Nadler predicted that Trump’s defense lawyers will center their message on complaints about process and the managers’ motives and keep a distance from the facts of the testimony.

“If the president had any exculpatory witnesses, even a single one, he would be demanding their appearance here instead of urging you not to permit additional witnesses,” he said.

Nadler pointed to Trump’s request of Ukrainian President Volodymyr Zelenskiy to investigate former Vice President Joe Biden, a potential 2020 rival, and his son Hunter Biden as explicit evidence of the abuse of power charge.

“Just the ask constitutes an abuse of power,” Nadler said. “But President Trump went further in order to secure his favor from Ukraine. He withheld two official acts of immense value.”

The legal brief submitted by Trump’s team also argues that the president was only interested in combatting corruption in Ukraine. The House managers focused on evidence that Trump’s concerns surpassed general corruption and that the Bidens were his specific focus.

Throughout the day, impeachment managers used Trump’s own words to build their case against him. Video clips played on large screens at the front of the chamber for senators to watch, though some barely turned their heads, choosing to just listen as Trump’s voice boomed through the chamber.

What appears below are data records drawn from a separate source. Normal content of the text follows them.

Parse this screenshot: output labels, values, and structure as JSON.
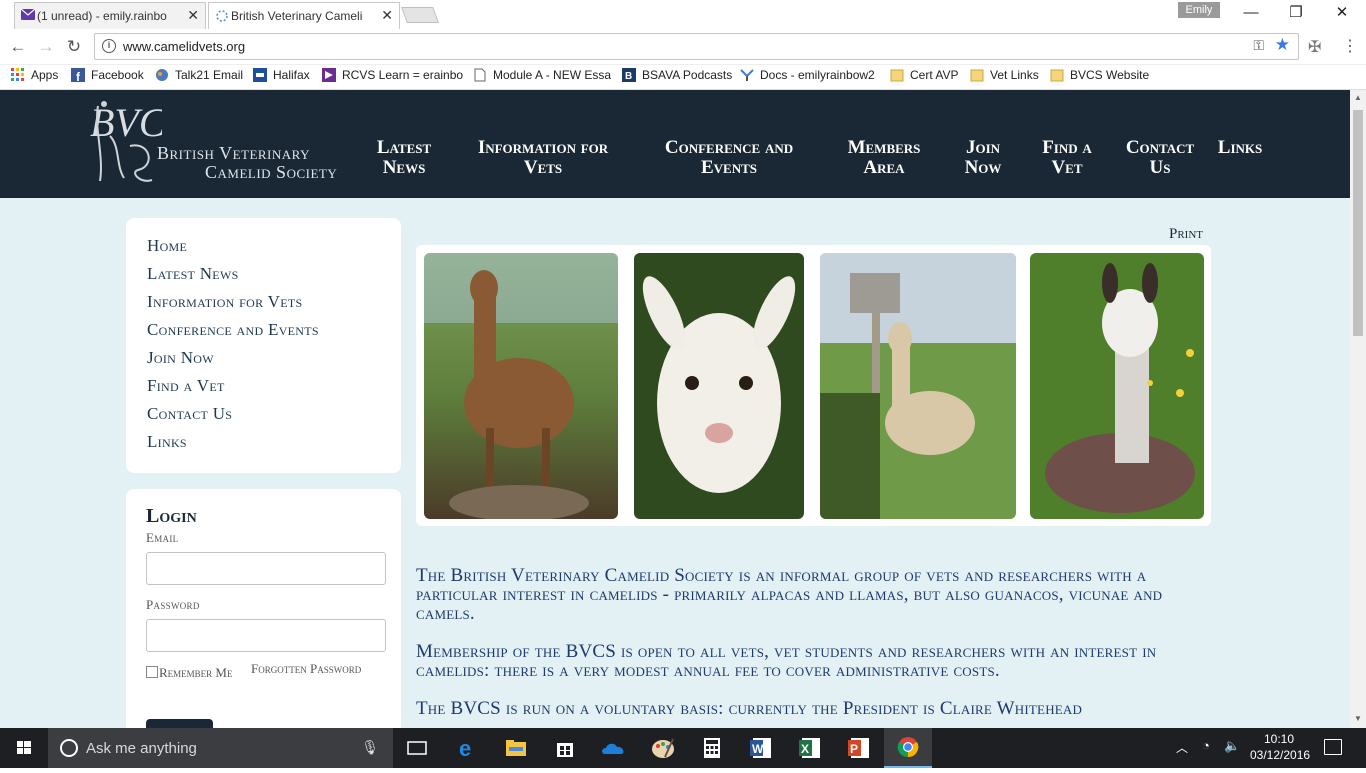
{
  "browser": {
    "tabs": [
      {
        "title": "(1 unread) - emily.rainbo",
        "icon": "yahoo-mail-icon"
      },
      {
        "title": "British Veterinary Camelic",
        "icon": "loading-spinner-icon"
      }
    ],
    "profile_name": "Emily",
    "url": "www.camelidvets.org",
    "bookmarks": [
      {
        "label": "Apps",
        "icon": "apps-grid-icon"
      },
      {
        "label": "Facebook",
        "icon": "facebook-icon"
      },
      {
        "label": "Talk21 Email",
        "icon": "talk21-icon"
      },
      {
        "label": "Halifax",
        "icon": "halifax-icon"
      },
      {
        "label": "RCVS Learn = erainbo",
        "icon": "rcvs-icon"
      },
      {
        "label": "Module A - NEW Essa",
        "icon": "page-icon"
      },
      {
        "label": "BSAVA Podcasts",
        "icon": "bsava-icon"
      },
      {
        "label": "Docs - emilyrainbow2",
        "icon": "docs-icon"
      },
      {
        "label": "Cert AVP",
        "icon": "folder-icon"
      },
      {
        "label": "Vet Links",
        "icon": "folder-icon"
      },
      {
        "label": "BVCS Website",
        "icon": "folder-icon"
      }
    ]
  },
  "site": {
    "logo_monogram": "BVCS",
    "logo_line1": "British Veterinary",
    "logo_line2": "Camelid Society",
    "nav": [
      {
        "line1": "Latest",
        "line2": "News"
      },
      {
        "line1": "Information for",
        "line2": "Vets"
      },
      {
        "line1": "Conference and",
        "line2": "Events"
      },
      {
        "line1": "Members",
        "line2": "Area"
      },
      {
        "line1": "Join",
        "line2": "Now"
      },
      {
        "line1": "Find a",
        "line2": "Vet"
      },
      {
        "line1": "Contact",
        "line2": "Us"
      },
      {
        "line1": "Links",
        "line2": ""
      }
    ],
    "sidebar": [
      "Home",
      "Latest News",
      "Information for Vets",
      "Conference and Events",
      "Join Now",
      "Find a Vet",
      "Contact Us",
      "Links"
    ],
    "login": {
      "title": "Login",
      "email_label": "Email",
      "password_label": "Password",
      "remember_label": "Remember Me",
      "forgot_label": "Forgotten Password"
    },
    "print_label": "Print",
    "paragraphs": [
      "The British Veterinary Camelid Society is an informal group of vets and researchers with a particular interest in camelids - primarily alpacas and llamas, but also guanacos, vicunae and camels.",
      "Membership of the BVCS is open to all vets, vet students and researchers with an interest in camelids: there is a very modest annual fee to cover administrative costs.",
      "The BVCS is run on a voluntary basis: currently the President is Claire Whitehead"
    ],
    "colors": {
      "header_bg": "#1a2836",
      "page_bg": "#e3f0f4",
      "body_text": "#1e3a6e"
    }
  },
  "taskbar": {
    "search_placeholder": "Ask me anything",
    "apps": [
      "task-view-icon",
      "edge-icon",
      "file-explorer-icon",
      "store-icon",
      "onedrive-icon",
      "paint-icon",
      "calculator-icon",
      "word-icon",
      "excel-icon",
      "powerpoint-icon",
      "chrome-icon"
    ],
    "time": "10:10",
    "date": "03/12/2016"
  }
}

Lead impeachment manager Adam B. Schiff showed several clips, including one in which Trump referred to the unfounded conspiracy theory that Ukraine interfered with his campaign in the 2016 election.

“There was a lot of corruption having to do with the 2016 election against us, and we want to get to the bottom of it, and it’s very important that we do,” Trump said in the clip.

After which, Schiff said: “He’s not concerned about actual corruption cases, only matters that affect him personally.”